There is no write-up required. Instead you will be asked to demo your
prototype in person on the 17th. You will need to construct a
convincing demo to accomplish this. Lastly, you must work alone. Make
sure you read papers 5 and 6 of Chapter 6 of the red book before you
begin.
1) abstract data type exercise (easiesr task)
Implement an abstract data type in POSTGRES that supports "Wall Street
Trading Date" (WSTD). This data type is represented externally as a
pair (year, integer); for example, (2002, 3) represents the third
trading day of 2002 (which I believe is Jan 4th). When, year is not
specified, the default is the current year, so 3 represents January 4,
2002. Choose some reasonable internal representation for the WSTD data
type and implement the following operations:
- Same_year (WSTD-1, WSTD-2) returns Boolean; this returns true if the
values are in the same year.
- Same_day_of_week (WSTD-1, WSTD-2) returns Boolean; this returns true if
the two values are the same day of the week.

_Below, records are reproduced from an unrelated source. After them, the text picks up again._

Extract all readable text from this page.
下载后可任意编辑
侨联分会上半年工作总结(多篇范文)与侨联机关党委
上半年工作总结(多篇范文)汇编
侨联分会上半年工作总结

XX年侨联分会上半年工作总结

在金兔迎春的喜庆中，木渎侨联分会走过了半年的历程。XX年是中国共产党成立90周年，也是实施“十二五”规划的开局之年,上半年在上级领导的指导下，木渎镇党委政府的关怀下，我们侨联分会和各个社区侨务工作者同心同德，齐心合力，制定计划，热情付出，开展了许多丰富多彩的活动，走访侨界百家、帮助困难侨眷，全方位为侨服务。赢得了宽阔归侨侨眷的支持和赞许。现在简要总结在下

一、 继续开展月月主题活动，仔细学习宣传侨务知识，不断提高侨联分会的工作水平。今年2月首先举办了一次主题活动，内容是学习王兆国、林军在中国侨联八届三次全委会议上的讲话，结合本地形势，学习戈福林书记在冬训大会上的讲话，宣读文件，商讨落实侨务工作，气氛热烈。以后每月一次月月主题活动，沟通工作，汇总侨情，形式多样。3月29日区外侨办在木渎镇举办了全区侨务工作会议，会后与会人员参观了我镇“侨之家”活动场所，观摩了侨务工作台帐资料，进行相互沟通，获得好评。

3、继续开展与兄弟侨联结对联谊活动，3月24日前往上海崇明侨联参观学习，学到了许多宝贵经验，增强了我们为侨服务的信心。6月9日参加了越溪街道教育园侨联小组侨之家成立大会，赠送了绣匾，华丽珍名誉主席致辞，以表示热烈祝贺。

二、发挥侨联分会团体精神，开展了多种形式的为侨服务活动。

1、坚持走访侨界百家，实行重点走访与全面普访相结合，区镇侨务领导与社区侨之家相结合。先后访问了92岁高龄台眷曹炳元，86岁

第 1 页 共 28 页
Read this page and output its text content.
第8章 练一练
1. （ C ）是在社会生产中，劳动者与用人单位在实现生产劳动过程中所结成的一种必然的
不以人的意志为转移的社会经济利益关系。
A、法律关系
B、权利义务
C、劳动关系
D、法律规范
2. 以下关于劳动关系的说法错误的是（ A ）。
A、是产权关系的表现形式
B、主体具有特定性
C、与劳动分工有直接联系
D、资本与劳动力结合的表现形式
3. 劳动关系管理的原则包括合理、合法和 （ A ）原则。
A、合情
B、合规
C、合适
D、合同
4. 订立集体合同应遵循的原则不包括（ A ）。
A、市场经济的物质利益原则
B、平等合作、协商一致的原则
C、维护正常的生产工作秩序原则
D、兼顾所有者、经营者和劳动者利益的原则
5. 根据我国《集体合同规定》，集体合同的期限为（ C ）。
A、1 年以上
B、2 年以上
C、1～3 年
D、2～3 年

- Distance (WSTD-1, WSTD-2) returns integer; this returns the number of
trading days between the two WSTDs.
- Mon (WSTD), Tues (WSTD), Wed (WTD), Thu (WSTD), Fri (WSTD) returns
Boolean; these have the obvious interpretation.

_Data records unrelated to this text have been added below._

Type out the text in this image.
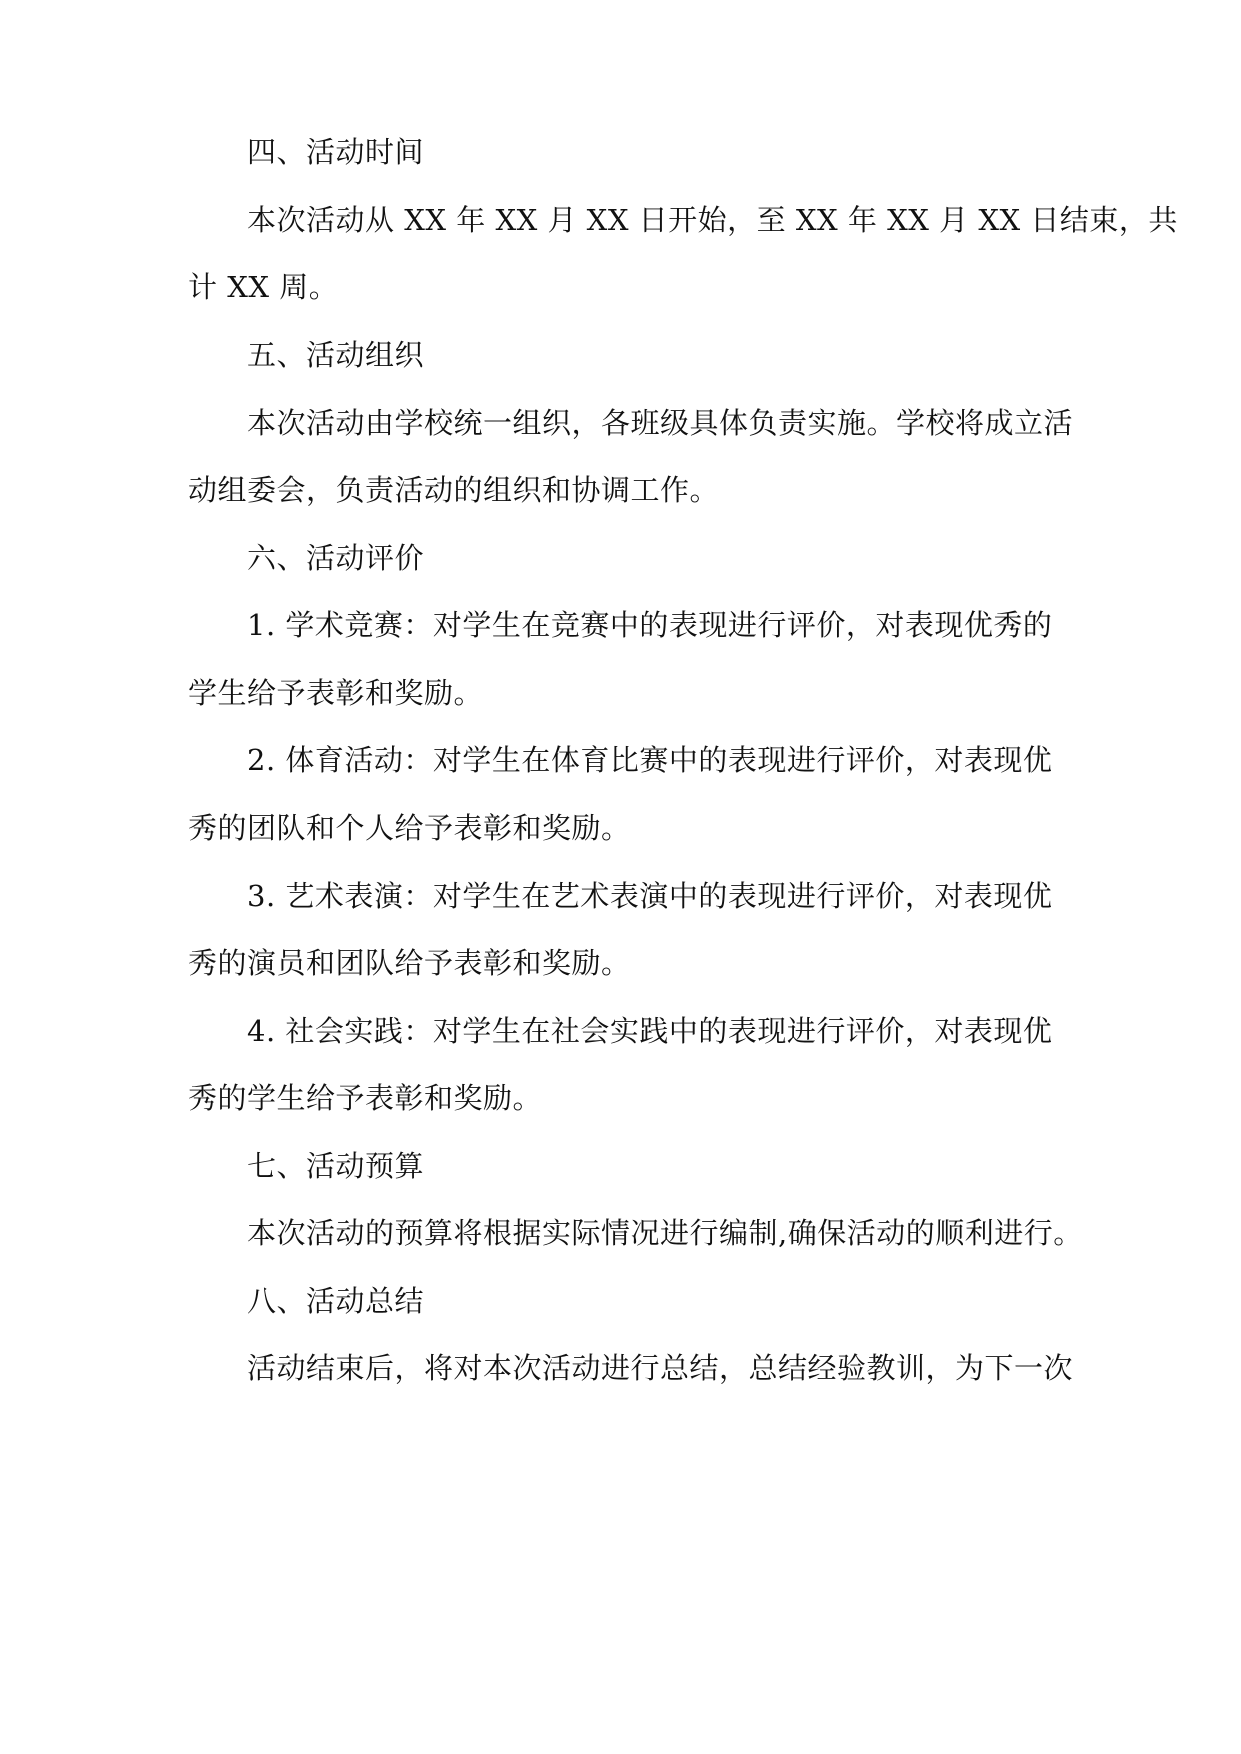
四、活动时间
本次活动从 XX 年 XX 月 XX 日开始，至 XX 年 XX 月 XX 日结束，共
计 XX 周。
五、活动组织
本次活动由学校统一组织，各班级具体负责实施。学校将成立活
动组委会，负责活动的组织和协调工作。
六、活动评价
1. 学术竞赛：对学生在竞赛中的表现进行评价，对表现优秀的
学生给予表彰和奖励。
2. 体育活动：对学生在体育比赛中的表现进行评价，对表现优
秀的团队和个人给予表彰和奖励。
3. 艺术表演：对学生在艺术表演中的表现进行评价，对表现优
秀的演员和团队给予表彰和奖励。
4. 社会实践：对学生在社会实践中的表现进行评价，对表现优
秀的学生给予表彰和奖励。
七、活动预算
本次活动的预算将根据实际情况进行编制,确保活动的顺利进行。
八、活动总结
活动结束后，将对本次活动进行总结，总结经验教训，为下一次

- DJIA (WSTD) returns float; returns the Dow Jones Industrial Average on
this date
- Date (WSTD) returns Date; returns the calendar date of the given WSTD
- Greater_than (WSTD-1, WSTD-2) returns Boolean
- Less_than (WSTD-1, WSTD-2) returns Boolean
- Greater_Equal (WSTD-1, WSTD-2) returns Boolean
- Less_Equal (WSTD-1, WSTD-2) returns Boolean
- Equals (WSTD-1, WSTD-2) returns Boolean
In addition, POSTGRES should be taught how to construct B-tree indexes
on the WSTD type and the optimizer should be taught how to utilize the
resulting indexes.
Note:
Wall Street Trading Date: defined to be those days on which the NYSE
trades shares. Best way to figure this out is to go to a financial web
site (e.g. schwab.com, finanacial section of yahoo.com, etc.) and build
a definition by looking at the trading days over the last several
months.
Reason to give you this data type is it represents typical issues faced
in data type construction. Semantics must be "discovered".

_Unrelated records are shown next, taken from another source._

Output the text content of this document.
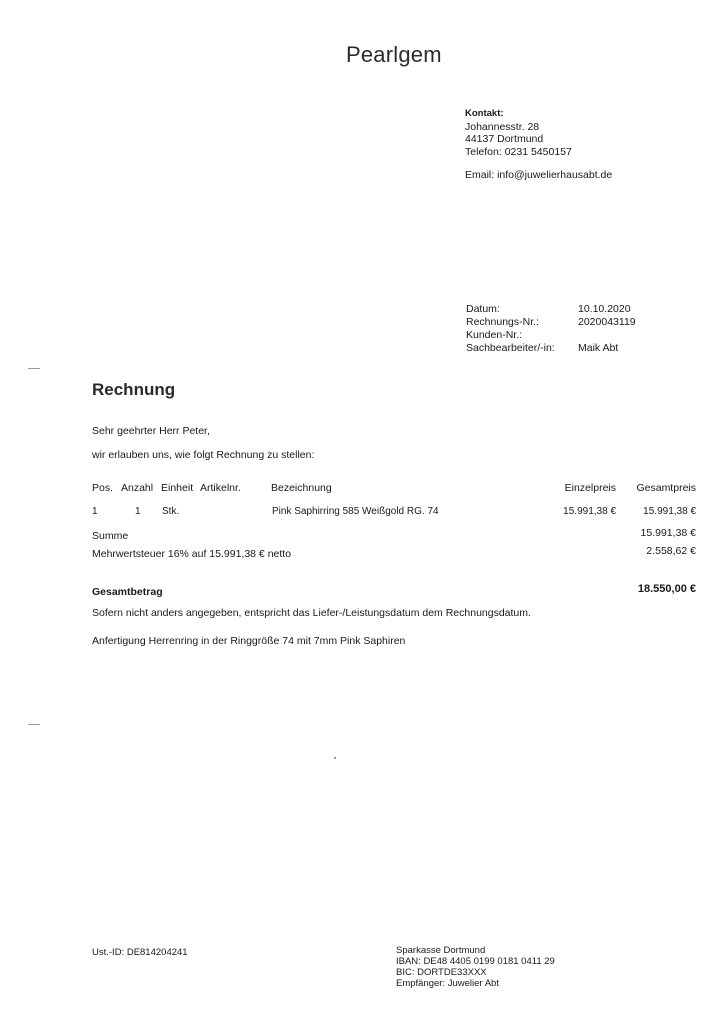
Pearlgem
Kontakt:
Johannesstr. 28
44137 Dortmund
Telefon: 0231 5450157
Email: info@juwelierhausabt.de
Datum:	10.10.2020
Rechnungs-Nr.:	2020043119
Kunden-Nr.:
Sachbearbeiter/-in:	Maik Abt
Rechnung
Sehr geehrter Herr Peter,
wir erlauben uns, wie folgt Rechnung zu stellen:
Pos. Anzahl Einheit Artikelnr.	Bezeichnung	Einzelpreis	Gesamtpreis
1	1 Stk.	Pink Saphirring 585 Weißgold RG. 74	15.991,38 €	15.991,38 €
Summe	15.991,38 €
Mehrwertsteuer 16% auf 15.991,38 € netto	2.558,62 €
Gesamtbetrag	18.550,00 €
Sofern nicht anders angegeben, entspricht das Liefer-/Leistungsdatum dem Rechnungsdatum.
Anfertigung Herrenring in der Ringgröße 74 mit 7mm Pink Saphiren
Ust.-ID: DE814204241	Sparkasse Dortmund
IBAN: DE48 4405 0199 0181 0411 29
BIC: DORTDE33XXX
Empfänger: Juwelier Abt
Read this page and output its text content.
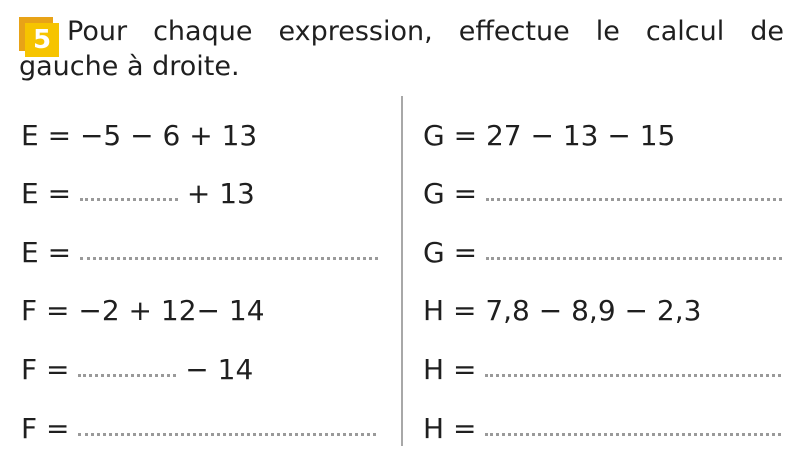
5 Pour chaque expression, effectue le calcul de gauche à droite.
E = −5 − 6 + 13
E =	+ 13
E =
F = −2 + 12− 14
F =	− 14
F =
G = 27 − 13 − 15
G =
G =
H = 7,8 − 8,9 − 2,3
H =
H =
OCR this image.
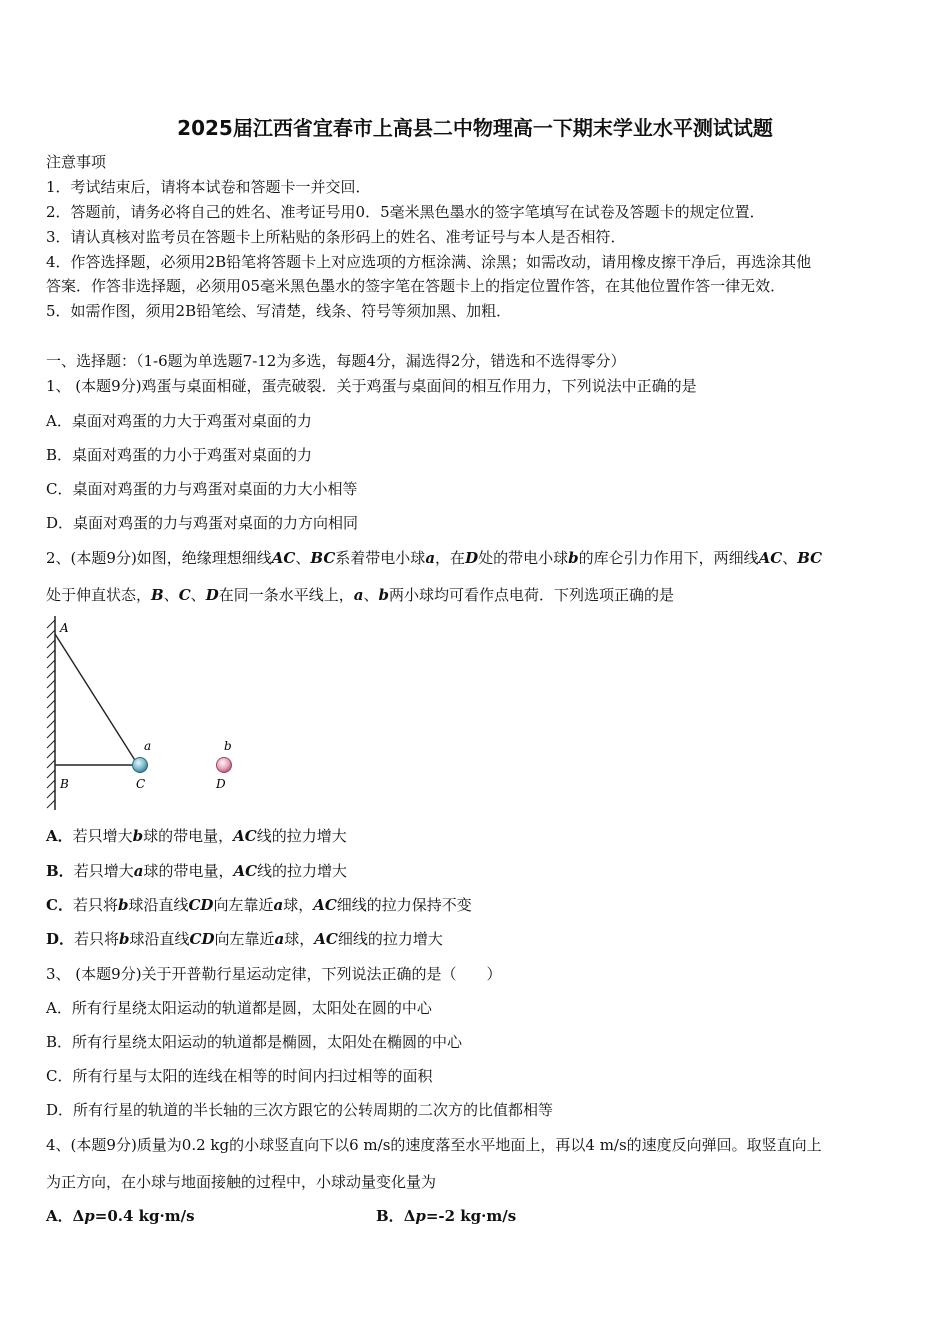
2025届江西省宜春市上高县二中物理高一下期末学业水平测试试题
注意事项
1．考试结束后，请将本试卷和答题卡一并交回．
2．答题前，请务必将自己的姓名、准考证号用0．5毫米黑色墨水的签字笔填写在试卷及答题卡的规定位置．
3．请认真核对监考员在答题卡上所粘贴的条形码上的姓名、准考证号与本人是否相符．
4．作答选择题，必须用2B铅笔将答题卡上对应选项的方框涂满、涂黑；如需改动，请用橡皮擦干净后，再选涂其他
答案．作答非选择题，必须用05毫米黑色墨水的签字笔在答题卡上的指定位置作答，在其他位置作答一律无效．
5．如需作图，须用2B铅笔绘、写清楚，线条、符号等须加黑、加粗．
一、选择题：（1-6题为单选题7-12为多选，每题4分，漏选得2分，错选和不选得零分）
1、 (本题9分)鸡蛋与桌面相碰，蛋壳破裂．关于鸡蛋与桌面间的相互作用力，下列说法中正确的是
A．桌面对鸡蛋的力大于鸡蛋对桌面的力
B．桌面对鸡蛋的力小于鸡蛋对桌面的力
C．桌面对鸡蛋的力与鸡蛋对桌面的力大小相等
D．桌面对鸡蛋的力与鸡蛋对桌面的力方向相同
2、(本题9分)如图，绝缘理想细线AC、BC系着带电小球a，在D处的带电小球b的库仑引力作用下，两细线AC、BC
处于伸直状态，B、C、D在同一条水平线上，a、b两小球均可看作点电荷．下列选项正确的是
A
B	C	D
a	b
A．若只增大b球的带电量，AC线的拉力增大
B．若只增大a球的带电量，AC线的拉力增大
C．若只将b球沿直线CD向左靠近a球，AC细线的拉力保持不变
D．若只将b球沿直线CD向左靠近a球，AC细线的拉力增大
3、 (本题9分)关于开普勒行星运动定律，下列说法正确的是（　　）
A．所有行星绕太阳运动的轨道都是圆，太阳处在圆的中心
B．所有行星绕太阳运动的轨道都是椭圆，太阳处在椭圆的中心
C．所有行星与太阳的连线在相等的时间内扫过相等的面积
D．所有行星的轨道的半长轴的三次方跟它的公转周期的二次方的比值都相等
4、(本题9分)质量为0.2 kg的小球竖直向下以6 m/s的速度落至水平地面上，再以4 m/s的速度反向弹回。取竖直向上
为正方向，在小球与地面接触的过程中，小球动量变化量为
A．Δp=0.4 kg·m/s	B．Δp=-2 kg·m/s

DJIA (WSTD): can look up on the fly from a web site or download in
advance. Your choice.
2) POSTGRES enhancement (hard - don't do this unless you are very
confident)
Add bit-map indexes to POSTGRES. Construct syntax and an implementation
for a create index facility. Change the optimizer so it can make use of
your indexes. Change the executor so it can deal with such indexes.